- Born: 1400
- Died: 1484 (aged 83–84)
- Occupation: Diplomat
- Parent: Guillaume Cousinot le Chancelier

= Guillaume Cousinot de Montreuil =

French diplomat, magistrate, and civil servant (1400–1484)

Guillaume Cousinot de Montreuil (1400–1484) was a French diplomat, magistrate and civil servant. He served as France's diplomatic representative in England between 1444 and 1449, during a period of truce between the two countries. Apart from his diplomat occupation, he was also a poet and historian.

== Biography ==
Guillaume Cousinot de Montreuil was nicknamed Guillaume Cousinot II or Le Jeune (The young), due to his being the son of Guillaume Cousinot le Chancelier. This family link was long debated by historians. Until the 19th century, they were primarily thought of as an uncle and a nephew until the archivist Jules Doinel, based on historical documents, proved they were indeed father and son.

Guillaume was a student at the University of Orléans where he graduated as a Licencié ès lois; his father funded his education with the property he owned in Beauce, which was taken from the Burgundian Faction.

=== Career ===
Between 1418 and 1436, he fought for the Armagnac Faction.

He received the duty of Grand Maistre Gouverneur and judge of the mines and outbuildings, and then Chancellor and Chamberlain of the Kings Charles VII and Louis XI. Finally, he was appointed as Conseiller et Maître des requêtes à l’Hôtel du Roi.

In 1438, he became the secretary of the king, and then Conseiller et Maître des requêtes à l’Hôtel du Roi. During that time, he was also named commissioner of the king and was charged with the administration and finance. In 1442, he became the first president of the Conseil delphinal, who would soon become the Parliament of the Dauphiné
due to his function as an advisor of the prince Louis, who would become Louis XI. Between 1444 and 1449, he was appointed as diplomat and sent in an embassy to England during a truce between the two countries. He was made knight during the siege of Rouen, and subsequently made Bailiff of the city from 1449 to 1461.

In 1451, he was made ambassador to the Scottish Court, but became shipwrecked on English coasts, and was captured and kept captive for 3 years. He was ransomed by Charles VII by a ransom of 20,000 écus levied from a salt tax on Normandy.
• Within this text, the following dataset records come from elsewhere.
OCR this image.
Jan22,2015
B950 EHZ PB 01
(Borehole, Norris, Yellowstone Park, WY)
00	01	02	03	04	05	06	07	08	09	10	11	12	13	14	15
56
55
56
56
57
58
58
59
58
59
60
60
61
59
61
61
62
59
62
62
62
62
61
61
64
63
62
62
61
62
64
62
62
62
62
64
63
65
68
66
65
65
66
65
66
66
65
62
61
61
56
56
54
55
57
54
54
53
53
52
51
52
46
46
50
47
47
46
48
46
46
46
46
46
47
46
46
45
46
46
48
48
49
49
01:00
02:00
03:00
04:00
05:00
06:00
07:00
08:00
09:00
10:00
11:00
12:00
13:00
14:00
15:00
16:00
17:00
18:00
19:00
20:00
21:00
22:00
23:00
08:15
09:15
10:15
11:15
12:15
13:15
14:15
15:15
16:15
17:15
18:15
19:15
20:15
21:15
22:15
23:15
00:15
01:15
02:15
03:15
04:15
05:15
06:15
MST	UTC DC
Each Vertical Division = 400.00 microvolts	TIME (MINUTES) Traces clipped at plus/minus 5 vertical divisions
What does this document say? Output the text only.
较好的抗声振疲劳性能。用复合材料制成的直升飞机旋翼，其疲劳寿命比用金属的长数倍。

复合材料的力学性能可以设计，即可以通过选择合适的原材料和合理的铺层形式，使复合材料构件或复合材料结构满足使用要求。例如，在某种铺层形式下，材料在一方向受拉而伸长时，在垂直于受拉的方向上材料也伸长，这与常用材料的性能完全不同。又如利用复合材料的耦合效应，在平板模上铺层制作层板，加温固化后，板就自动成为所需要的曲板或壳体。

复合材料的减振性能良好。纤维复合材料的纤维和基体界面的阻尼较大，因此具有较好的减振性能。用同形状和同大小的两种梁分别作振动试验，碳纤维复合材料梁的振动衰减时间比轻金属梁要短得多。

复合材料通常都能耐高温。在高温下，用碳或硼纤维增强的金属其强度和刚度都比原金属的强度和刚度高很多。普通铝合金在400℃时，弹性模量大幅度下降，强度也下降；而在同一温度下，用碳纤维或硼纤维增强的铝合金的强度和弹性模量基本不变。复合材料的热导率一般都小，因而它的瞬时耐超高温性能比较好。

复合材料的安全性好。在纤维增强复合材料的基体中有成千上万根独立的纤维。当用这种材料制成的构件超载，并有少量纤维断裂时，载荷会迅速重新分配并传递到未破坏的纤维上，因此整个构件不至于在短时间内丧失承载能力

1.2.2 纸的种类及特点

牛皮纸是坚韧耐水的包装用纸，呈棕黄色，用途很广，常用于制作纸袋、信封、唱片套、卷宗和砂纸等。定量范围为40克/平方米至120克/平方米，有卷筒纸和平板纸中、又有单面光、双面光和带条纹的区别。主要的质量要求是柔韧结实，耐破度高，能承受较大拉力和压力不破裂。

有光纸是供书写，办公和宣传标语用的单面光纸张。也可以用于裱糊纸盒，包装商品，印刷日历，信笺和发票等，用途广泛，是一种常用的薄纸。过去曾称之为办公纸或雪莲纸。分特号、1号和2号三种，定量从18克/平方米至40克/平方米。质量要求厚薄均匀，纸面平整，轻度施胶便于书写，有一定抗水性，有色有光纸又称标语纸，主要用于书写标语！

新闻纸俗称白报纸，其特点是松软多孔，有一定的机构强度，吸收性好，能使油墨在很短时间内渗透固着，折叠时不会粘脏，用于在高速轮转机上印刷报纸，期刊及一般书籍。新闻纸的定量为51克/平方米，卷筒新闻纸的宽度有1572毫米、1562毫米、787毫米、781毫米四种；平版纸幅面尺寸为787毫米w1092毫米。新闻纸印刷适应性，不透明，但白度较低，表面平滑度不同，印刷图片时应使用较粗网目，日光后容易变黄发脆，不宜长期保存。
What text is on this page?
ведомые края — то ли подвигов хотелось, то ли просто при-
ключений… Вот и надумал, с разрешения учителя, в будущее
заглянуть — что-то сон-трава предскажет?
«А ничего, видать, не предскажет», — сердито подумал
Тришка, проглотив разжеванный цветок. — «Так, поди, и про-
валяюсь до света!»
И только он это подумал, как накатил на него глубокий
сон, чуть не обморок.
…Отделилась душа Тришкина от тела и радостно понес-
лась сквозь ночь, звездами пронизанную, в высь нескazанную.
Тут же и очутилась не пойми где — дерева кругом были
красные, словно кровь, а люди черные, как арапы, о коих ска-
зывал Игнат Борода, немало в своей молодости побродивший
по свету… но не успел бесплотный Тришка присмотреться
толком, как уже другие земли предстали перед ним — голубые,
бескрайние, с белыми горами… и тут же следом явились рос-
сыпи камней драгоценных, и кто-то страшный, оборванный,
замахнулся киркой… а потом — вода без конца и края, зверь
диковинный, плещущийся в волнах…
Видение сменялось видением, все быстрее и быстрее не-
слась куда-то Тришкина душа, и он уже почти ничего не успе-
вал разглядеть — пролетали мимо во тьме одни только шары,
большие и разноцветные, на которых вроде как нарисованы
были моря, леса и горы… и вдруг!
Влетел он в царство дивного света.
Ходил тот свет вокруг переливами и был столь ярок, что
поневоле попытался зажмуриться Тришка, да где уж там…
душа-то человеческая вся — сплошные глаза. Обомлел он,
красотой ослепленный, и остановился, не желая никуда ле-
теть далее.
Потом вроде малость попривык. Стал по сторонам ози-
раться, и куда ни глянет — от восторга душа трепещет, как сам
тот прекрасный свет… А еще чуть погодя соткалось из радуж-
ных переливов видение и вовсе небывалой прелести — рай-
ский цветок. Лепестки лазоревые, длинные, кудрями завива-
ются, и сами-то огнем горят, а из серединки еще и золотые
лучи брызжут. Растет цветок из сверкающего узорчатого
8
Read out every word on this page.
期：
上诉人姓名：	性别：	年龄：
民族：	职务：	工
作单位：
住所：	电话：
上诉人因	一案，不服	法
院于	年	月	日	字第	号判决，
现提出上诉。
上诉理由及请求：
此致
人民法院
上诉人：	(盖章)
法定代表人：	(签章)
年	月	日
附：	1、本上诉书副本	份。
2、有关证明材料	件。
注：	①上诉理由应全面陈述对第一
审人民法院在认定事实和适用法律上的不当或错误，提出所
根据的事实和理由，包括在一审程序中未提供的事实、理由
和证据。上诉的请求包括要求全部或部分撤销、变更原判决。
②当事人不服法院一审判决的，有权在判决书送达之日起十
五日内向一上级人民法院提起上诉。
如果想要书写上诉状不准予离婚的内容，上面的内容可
He became lord of Montreuil from 1456 until his death. On his seal, a lady holds in one hand a heater shield, and in the other a helm.

In 1459, Cousinot de Montreuil represented the king at the Council of Mantua in Italy and became his ambassador in Rome.

In 1461, Charles VII died, and his son, Louis XI, succeeded him. Louis XI put Guillaume Cousinot de Montreuil in jail, before changing his mind and making him his chamberlain.

He is named concierge of the Conciergerie, and also made captain of Cabrières in Languedoc, following the Treaty of Bayonne. He obtained the titles of Lord of Lattes-lès-Montpellier, captain of Sauxes (Salses), near Perpignan and governor and bailiff of Montpellier.

In 1464 he is cited as one of the king's advisors and knights. He stayed loyal to his king during the War of the Public Weal in 1465, and for this, Louis XI rewarded him with an increase in his pension ranging from 600 to 3000 francs.

In 1467 he started writing a medieval historical chronicle, the Chronique de la Pucelle. The chronicle is introduced by parts of the chronicle written by his father, the "Geste des Nobles" and then tells the life of Joan of Arc . However, the historian Craig Taylor states that Cousinot is not the author of this chronicle, attributing to him a polemic treatise defending the Valois monarchy against its English counterpart, titled *Pour ce que Plusieurs (La Loy Salique)*, probably written in 1465 in the context of the meetings between Louis XI and Edward IV.

In 1469 he wrote a poetic text, in verse and in prose, Réponse à Robertet sur le départ de la belle Étiennette.

In 1470 he was made ambassador to Rome.

In 1483, after the death of Louis XI, Guillaume, despite being extremely old, he became advisor of the new king, Charles VIII of France. In 1484, he attended the Estates General in Tours and died the same year.